私は今年から入ったメンバーなので、TMPのメンバーの "好き" が知れて嬉しいです。人が好きなものを語る姿っていいですね。読むと自分も嬉しくなる。
僕からはタイラー・ザ・クリエイター(Tyler, The Creator)のアルバム『IGOR』を紹介します。
アートワークのピンク色とタイラーの無気力な表情が目を引く『IGOR』はアメリカのヒップホップアルバム。2019年にリリースされた、タイラーの5作目のソロアルバムです。『IGOR』は「EEE-GORE」(イーゴア)と読みます。
まずは『IGOR』をざっくり紹介
・USビルボード200で初登場1位を獲得。2020年のグラミー賞で最優秀ラップアルバム賞を受賞し、タイラー初のグラミー賞受賞となった。
・『IGOR』はヒップホップアルバムだが、比較的メロディーとコーラスの比重が大きい。ガッツリ歌っている。
・全曲にわたってノイジーな「汚し」の質感を感じるサウンド。意図的に音質を低くしていたり、トランシーバー越しのような割れた音であったり、解像度の低い音が目立つ。
・ハーモニーとメロディを重視し、シンセサイザーを多用した重厚なサウンドで、ノイズの強い質感ながらもローファイな雰囲気が光る。
(近年のヒップホップにおいて、コードとメロディを重視するタイラーの作風は珍しい)
・Playboi Carti, Lil Uzi Vert, Solange, Kanye West など、客演として多数のミュージシャンが参加している。ちなみに、『IGOR』は曲名にfeat.〇〇という記載がないため、全曲誰の声か解説する動画がある。
・10曲目の「GONE, GONE/THANK YOU」では日本のアーティストである山下達郎の「Fragile」をアレンジしてタイラーが歌っている。
これを受けて山下達郎からの言及があった。(この話で僕は『IGOR』を知りました。)
・『IGOR』はコンセプトアルバム。アルバムを通して三角関係の物語が展開されます。タイラーと、タイラーが恋するバイセクシュアルの男性と、その男性の元カノの三角関係を描いたフィクションで、タイラーは男性から引き離されてしまう。その過程でタイラーは、彼への思いが激しくなったり、逆に彼への執着心を手放そうとする。
・題名の「IGOR」はゴシックで悪役の助手として登場する「イゴール」というキャラクターのこと(例えばフランケンシュタインの助手はイゴール)。イゴールはタイラーの暗く無関心な側面を象徴している。
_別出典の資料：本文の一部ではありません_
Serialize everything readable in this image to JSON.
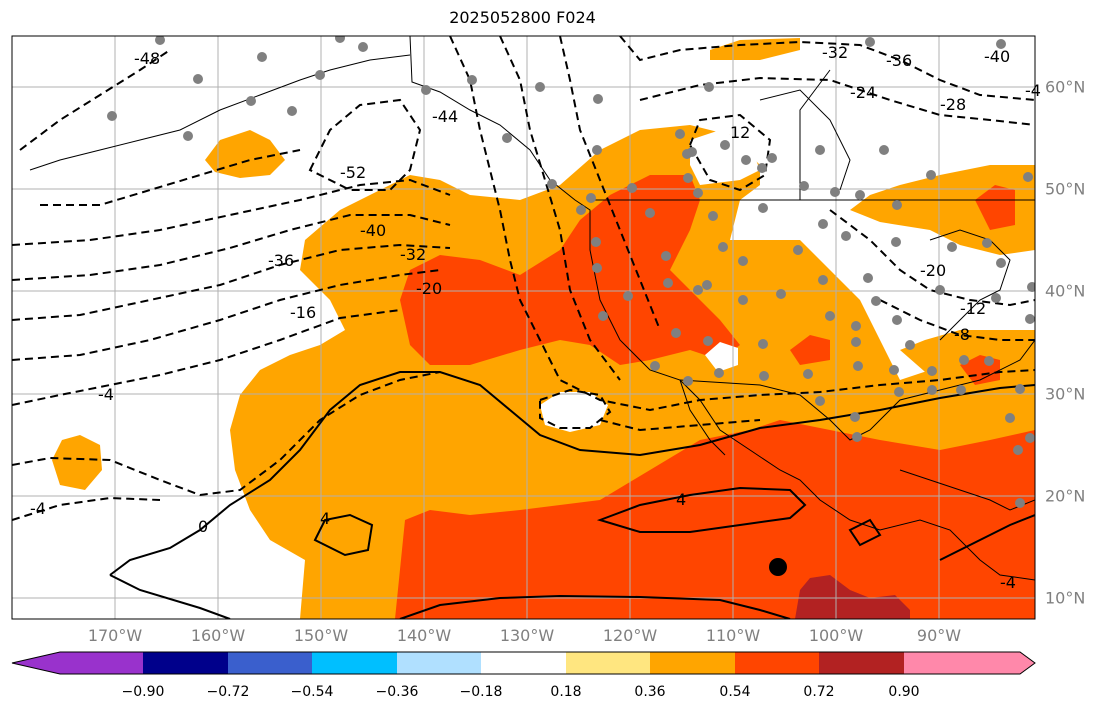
{
  "title": "2025052800 F024",
  "map": {
    "lon_labels": [
      "170°W",
      "160°W",
      "150°W",
      "140°W",
      "130°W",
      "120°W",
      "110°W",
      "100°W",
      "90°W"
    ],
    "lat_labels": [
      "60°N",
      "50°N",
      "40°N",
      "30°N",
      "20°N",
      "10°N"
    ],
    "contour_labels": [
      "-48",
      "-52",
      "-44",
      "-40",
      "-36",
      "-32",
      "-20",
      "-16",
      "-4",
      "-4",
      "-4",
      "0",
      "4",
      "4",
      "-32",
      "-36",
      "-40",
      "-24",
      "-28",
      "12",
      "-20",
      "-12",
      "-8",
      "-4"
    ],
    "colors": {
      "fill_036_054": "#ffa500",
      "fill_054_072": "#ff4500",
      "fill_072_090": "#b22222",
      "gray_points": "#808080",
      "grid": "#b0b0b0"
    }
  },
  "colorbar": {
    "tick_labels": [
      "−0.90",
      "−0.72",
      "−0.54",
      "−0.36",
      "−0.18",
      "0.18",
      "0.36",
      "0.54",
      "0.72",
      "0.90"
    ],
    "colors": [
      "#9932cc",
      "#00008b",
      "#3a5fcd",
      "#00bfff",
      "#b0e0ff",
      "#ffffff",
      "#ffe680",
      "#ffa500",
      "#ff4500",
      "#b22222",
      "#ff88aa"
    ]
  }
}
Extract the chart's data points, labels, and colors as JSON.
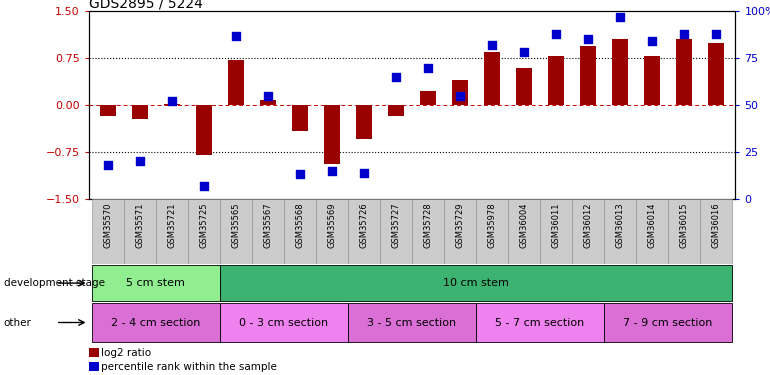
{
  "title": "GDS2895 / 5224",
  "samples": [
    "GSM35570",
    "GSM35571",
    "GSM35721",
    "GSM35725",
    "GSM35565",
    "GSM35567",
    "GSM35568",
    "GSM35569",
    "GSM35726",
    "GSM35727",
    "GSM35728",
    "GSM35729",
    "GSM35978",
    "GSM36004",
    "GSM36011",
    "GSM36012",
    "GSM36013",
    "GSM36014",
    "GSM36015",
    "GSM36016"
  ],
  "log2_ratio": [
    -0.18,
    -0.22,
    0.02,
    -0.8,
    0.72,
    0.08,
    -0.42,
    -0.95,
    -0.55,
    -0.18,
    0.22,
    0.4,
    0.85,
    0.6,
    0.78,
    0.95,
    1.05,
    0.78,
    1.05,
    1.0
  ],
  "percentile": [
    18,
    20,
    52,
    7,
    87,
    55,
    13,
    15,
    14,
    65,
    70,
    55,
    82,
    78,
    88,
    85,
    97,
    84,
    88,
    88
  ],
  "bar_color": "#990000",
  "dot_color": "#0000cc",
  "ylim_left": [
    -1.5,
    1.5
  ],
  "ylim_right": [
    0,
    100
  ],
  "yticks_left": [
    -1.5,
    -0.75,
    0.0,
    0.75,
    1.5
  ],
  "yticks_right": [
    0,
    25,
    50,
    75,
    100
  ],
  "hlines": [
    -0.75,
    0.0,
    0.75
  ],
  "hline_styles": [
    "dotted",
    "dashed",
    "dotted"
  ],
  "hline_colors": [
    "black",
    "#cc0000",
    "black"
  ],
  "development_stage_groups": [
    {
      "label": "5 cm stem",
      "start": 0,
      "end": 4,
      "color": "#90ee90"
    },
    {
      "label": "10 cm stem",
      "start": 4,
      "end": 20,
      "color": "#3cb371"
    }
  ],
  "other_groups": [
    {
      "label": "2 - 4 cm section",
      "start": 0,
      "end": 4,
      "color": "#da70d6"
    },
    {
      "label": "0 - 3 cm section",
      "start": 4,
      "end": 8,
      "color": "#ee82ee"
    },
    {
      "label": "3 - 5 cm section",
      "start": 8,
      "end": 12,
      "color": "#da70d6"
    },
    {
      "label": "5 - 7 cm section",
      "start": 12,
      "end": 16,
      "color": "#ee82ee"
    },
    {
      "label": "7 - 9 cm section",
      "start": 16,
      "end": 20,
      "color": "#da70d6"
    }
  ],
  "legend_items": [
    {
      "label": "log2 ratio",
      "color": "#990000"
    },
    {
      "label": "percentile rank within the sample",
      "color": "#0000cc"
    }
  ],
  "axis_color_left": "#cc0000",
  "axis_color_right": "#0000cc",
  "background_color": "#ffffff",
  "bar_width": 0.5,
  "dot_size": 35,
  "left_label": "development stage",
  "right_label": "other"
}
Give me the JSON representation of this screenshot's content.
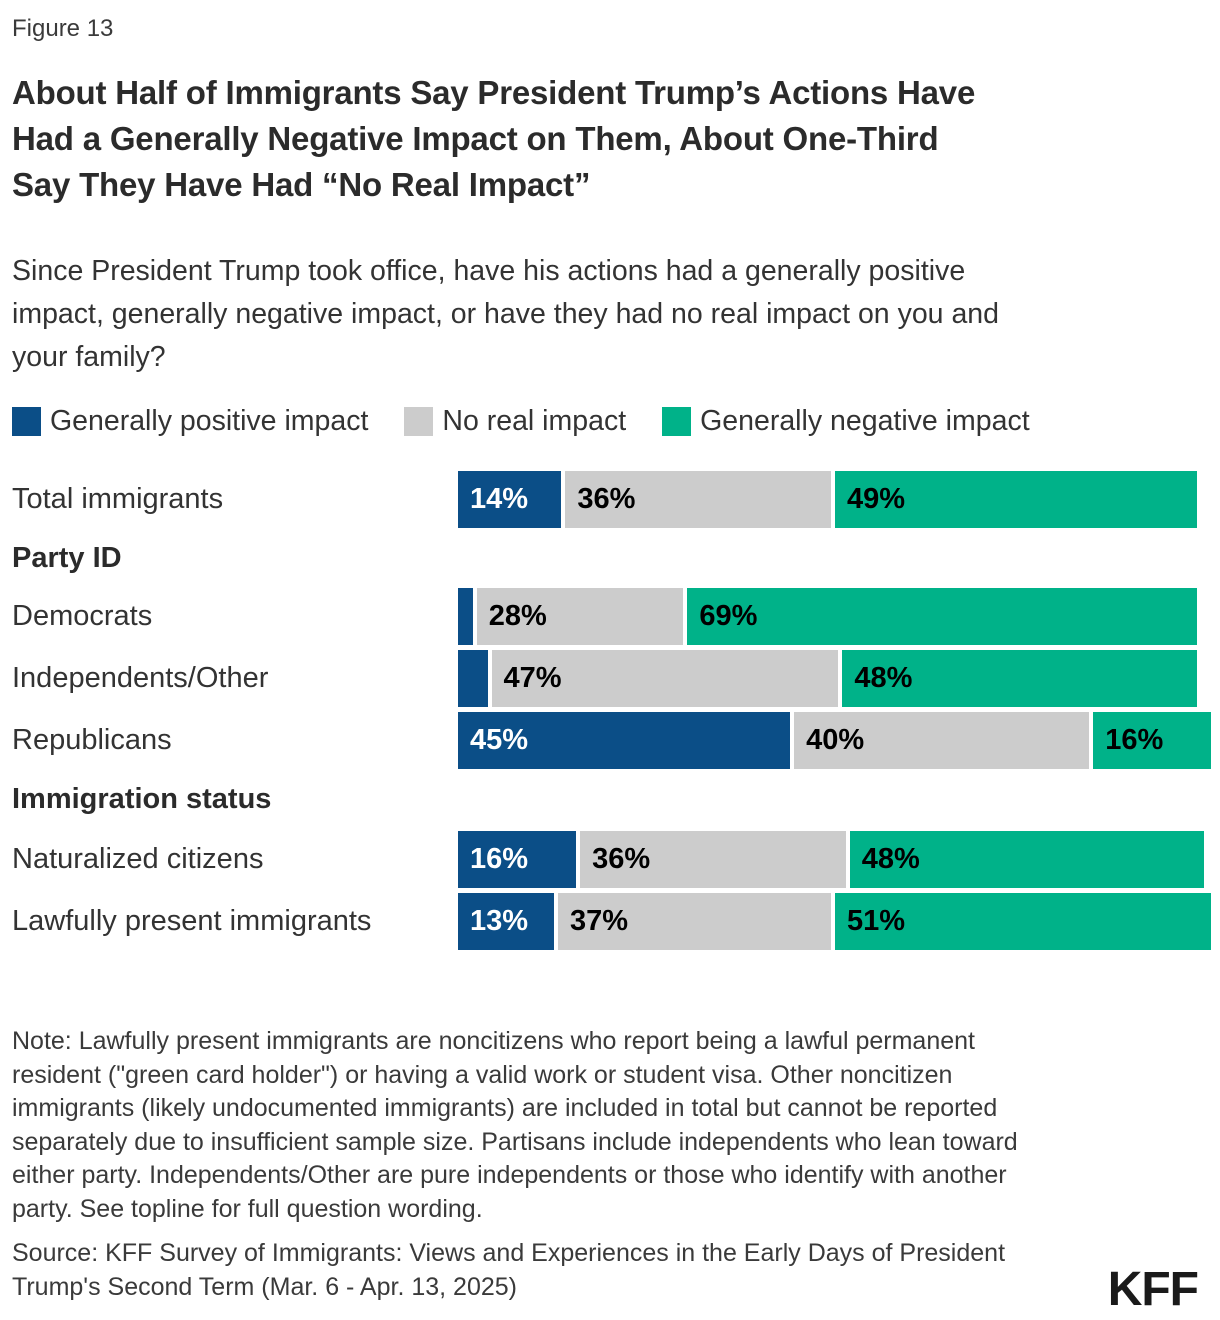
{
  "figure_label": "Figure 13",
  "header": {
    "title_lines": [
      "About Half of Immigrants Say President Trump’s Actions Have",
      "Had a Generally Negative Impact on Them, About One-Third",
      "Say They Have Had “No Real Impact”"
    ],
    "subtitle_lines": [
      "Since President Trump took office, have his actions had a generally positive",
      "impact, generally negative impact, or have they had no real impact on you and",
      "your family?"
    ]
  },
  "colors": {
    "positive": "#0b4e87",
    "none": "#cccccc",
    "negative": "#00b289",
    "title_text": "#2b2b2b",
    "body_text": "#333333"
  },
  "legend": [
    {
      "label": "Generally positive impact",
      "color_key": "positive"
    },
    {
      "label": "No real impact",
      "color_key": "none"
    },
    {
      "label": "Generally negative impact",
      "color_key": "negative"
    }
  ],
  "chart_data": {
    "type": "bar",
    "orientation": "horizontal_stacked",
    "unit": "percent",
    "xlim": [
      0,
      100
    ],
    "grid": false,
    "legend_position": "top",
    "series_names": [
      "Generally positive impact",
      "No real impact",
      "Generally negative impact"
    ],
    "series_colors": [
      "#0b4e87",
      "#cccccc",
      "#00b289"
    ],
    "rows": [
      {
        "kind": "bar",
        "label": "Total immigrants",
        "values": [
          14,
          36,
          49
        ],
        "value_labels": [
          "14%",
          "36%",
          "49%"
        ]
      },
      {
        "kind": "section",
        "label": "Party ID"
      },
      {
        "kind": "bar",
        "label": "Democrats",
        "values": [
          2,
          28,
          69
        ],
        "value_labels": [
          "",
          "28%",
          "69%"
        ]
      },
      {
        "kind": "bar",
        "label": "Independents/Other",
        "values": [
          4,
          47,
          48
        ],
        "value_labels": [
          "",
          "47%",
          "48%"
        ]
      },
      {
        "kind": "bar",
        "label": "Republicans",
        "values": [
          45,
          40,
          16
        ],
        "value_labels": [
          "45%",
          "40%",
          "16%"
        ]
      },
      {
        "kind": "section",
        "label": "Immigration status"
      },
      {
        "kind": "bar",
        "label": "Naturalized citizens",
        "values": [
          16,
          36,
          48
        ],
        "value_labels": [
          "16%",
          "36%",
          "48%"
        ]
      },
      {
        "kind": "bar",
        "label": "Lawfully present immigrants",
        "values": [
          13,
          37,
          51
        ],
        "value_labels": [
          "13%",
          "37%",
          "51%"
        ]
      }
    ]
  },
  "note_lines": [
    "Note: Lawfully present immigrants are noncitizens who report being a lawful permanent",
    "resident (\"green card holder\") or having a valid work or student visa. Other noncitizen",
    "immigrants (likely undocumented immigrants) are included in total but cannot be reported",
    "separately due to insufficient sample size. Partisans include independents who lean toward",
    "either party. Independents/Other are pure independents or those who identify with another",
    "party. See topline for full question wording."
  ],
  "source_lines": [
    "Source: KFF Survey of Immigrants: Views and Experiences in the Early Days of President",
    "Trump's Second Term (Mar. 6 - Apr. 13, 2025)"
  ],
  "logo_text": "KFF"
}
タイラーが恋人に心のすべてを注ぎ込んだ後にイゴールが登場するが、彼の恋人の気持ちは元カノに向いたままである。イゴールの登場は、アルバム前半でタイラーが巻き込まれた強い恋愛感情をリセットする役割を果たしている。
本記事の目標
さて、この記事の目標は、皆さんにフルで『IGOR』を聴いていただくことです。
とは言っても今はタイパの時代。『IGOR』はフルで聴くと40分かかります。
しかしほとんどの人にとって、面白い確証のないアルバムを40分間聴くのはハードルが高い。
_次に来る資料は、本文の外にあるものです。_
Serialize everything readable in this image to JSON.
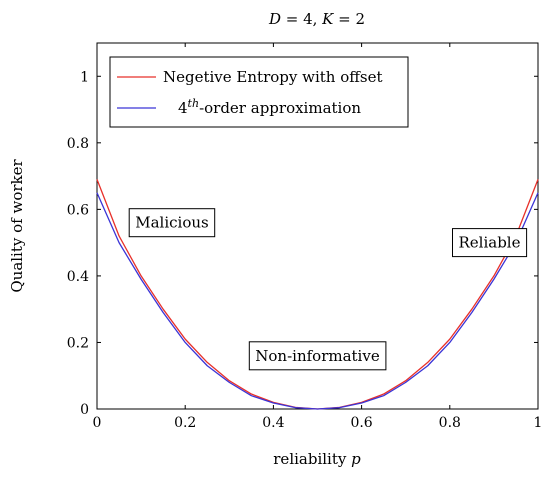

僕自身「40分も知らんアルバムを聴けるか!」という気持ちがめちゃくちゃある。そもそも歌詞、日本語じゃないし。
そこで!
本記事では『IGOR』について僕なりに「ここが面白い・感動する」というポイントをまとめました。
全曲分。(だって、聴いてほしいんだもん!)
また、Youtubeに投稿されている『IGOR』の和訳動画を可能な限り載せました。
『IGOR』の三角関係のストーリーも解説しました(日本語の情報がなさすぎるため)。書いているうちにストーリー解説の比重が大きくなってきました。
この記事を『IGOR』を聴く前の事前情報として、あるいは聴きながら読んでいただくことで、あわよくば皆さんに40分フルで『IGOR』を聴いていただければ…!というのが本記事のねらいです。
(ここまで皆さんが『IGOR』を1mmも知らないという前提で話していますが、「EARFQUAKE」だけ知ってる、みたいな人もフルで聴くことをお勧めします。全部聴いたことある人も、もう一度通しで聴いてみてください。)
ここまで「フルで聴く」を強調してきましたが、なぜフルで聴いてほしいかというと、タイラーが直接「飛ばさずにフルで聴いてほしい」と表明しているからです。
リリース直前にタイラーが発表した『IGOR』のステートメントを紹介します
。
タイラーは「運転や散歩といったリラックスできる活動を行いながら、アルバムに没頭してほしい」と述べています。
各自読んで、気分を上げること。(一応飛ばしても大丈夫です。)
読むと結構ワクワクしませんか。自分はこういった説明書きを読んでテンションを上げていくタイプです。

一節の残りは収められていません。